Sorosilicate mineral

Gehlenite, (Ca_{2}Al[AlSiO_{7}]), is a sorosilicate, Al-rich endmember of the melilite complete solid solution series with akermanite.
The type locality is in the Monzoni Mountains, Fassa Valley in Trentino in Italy, and is named after the Adolf Ferdinand Gehlen (1775–1815) by A.J. Fuchs in 1815.

==Geological occurrence==
Gehlenite is found in carbonaceous chondrites from which it condensed as a refractory mineral in the hotter stages (FU Ori) of the presolar nebula, and was subsequently consumed in processes which created enstatite and other more abundant minerals making it a remnant mineral from the early solar nebula (along with corundum and spinel). Its occurrence in the early condensation phase of the solar nebula was predicted by Harry Lord in the 1950s, but studies of carbonaceous chondrites did not support this claim until the Allende meteorite was discovered in 1969. It is also found in diorite intruded carbonate rocks, and to a far lesser extent in uncompahgrites, melilitites, alnoites, lamprophyres and possibly kimberlite pipes.

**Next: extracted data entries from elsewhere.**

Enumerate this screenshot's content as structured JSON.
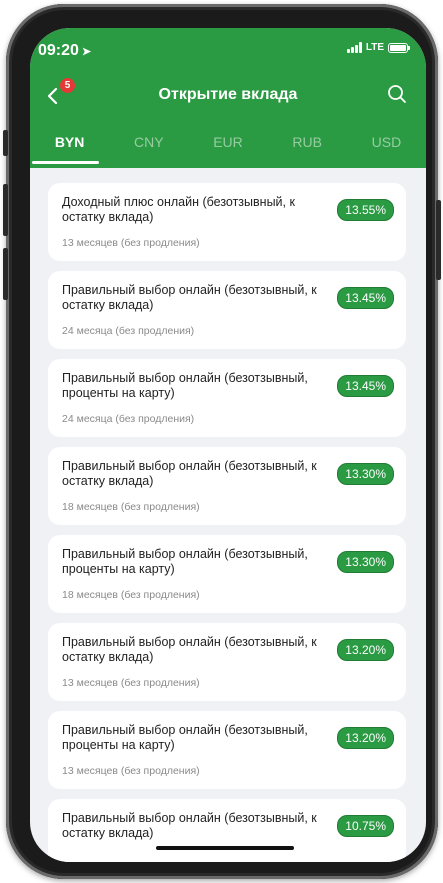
{
  "status": {
    "time": "09:20",
    "network": "LTE"
  },
  "header": {
    "back_badge": "5",
    "title": "Открытие вклада"
  },
  "tabs": [
    {
      "label": "BYN",
      "active": true
    },
    {
      "label": "CNY",
      "active": false
    },
    {
      "label": "EUR",
      "active": false
    },
    {
      "label": "RUB",
      "active": false
    },
    {
      "label": "USD",
      "active": false
    }
  ],
  "deposits": [
    {
      "title": "Доходный плюс онлайн (безотзывный, к остатку вклада)",
      "term": "13 месяцев (без продления)",
      "rate": "13.55%"
    },
    {
      "title": "Правильный выбор онлайн (безотзывный, к остатку вклада)",
      "term": "24 месяца (без продления)",
      "rate": "13.45%"
    },
    {
      "title": "Правильный выбор онлайн (безотзывный, проценты на карту)",
      "term": "24 месяца (без продления)",
      "rate": "13.45%"
    },
    {
      "title": "Правильный выбор онлайн (безотзывный, к остатку вклада)",
      "term": "18 месяцев (без продления)",
      "rate": "13.30%"
    },
    {
      "title": "Правильный выбор онлайн (безотзывный, проценты на карту)",
      "term": "18 месяцев (без продления)",
      "rate": "13.30%"
    },
    {
      "title": "Правильный выбор онлайн (безотзывный, к остатку вклада)",
      "term": "13 месяцев (без продления)",
      "rate": "13.20%"
    },
    {
      "title": "Правильный выбор онлайн (безотзывный, проценты на карту)",
      "term": "13 месяцев (без продления)",
      "rate": "13.20%"
    },
    {
      "title": "Правильный выбор онлайн (безотзывный, к остатку вклада)",
      "term": "",
      "rate": "10.75%"
    }
  ],
  "colors": {
    "brand_green": "#2a9a43",
    "badge_red": "#e53935",
    "background": "#f0f1f4"
  },
  "icons": {
    "back": "chevron-left-icon",
    "search": "search-icon",
    "location": "location-arrow-icon"
  }
}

Gehlenite has also been found on the comet 81P/Wild.

==Crystallography, composition and physical properties==
Gehlenite is one of five, isostructural tetragonal crystal system minerals in the melilite group. The tetrahedral linkage within the structure is similar to that of an aluminosilicate framework structure and was once considered a feldspathoid-like mineral due to silica undersaturation.

Gehlenite has a Mohs hardness of 5–6, a vitreous to greasy lustre, distinct to good cleavage and is yellow brown, greenish grey or colourless. Its streak is white or grey-white. It is uniaxial (−), has an anomalous nonzero 2V angle and has a characteristic 'ultrablue' birefringence.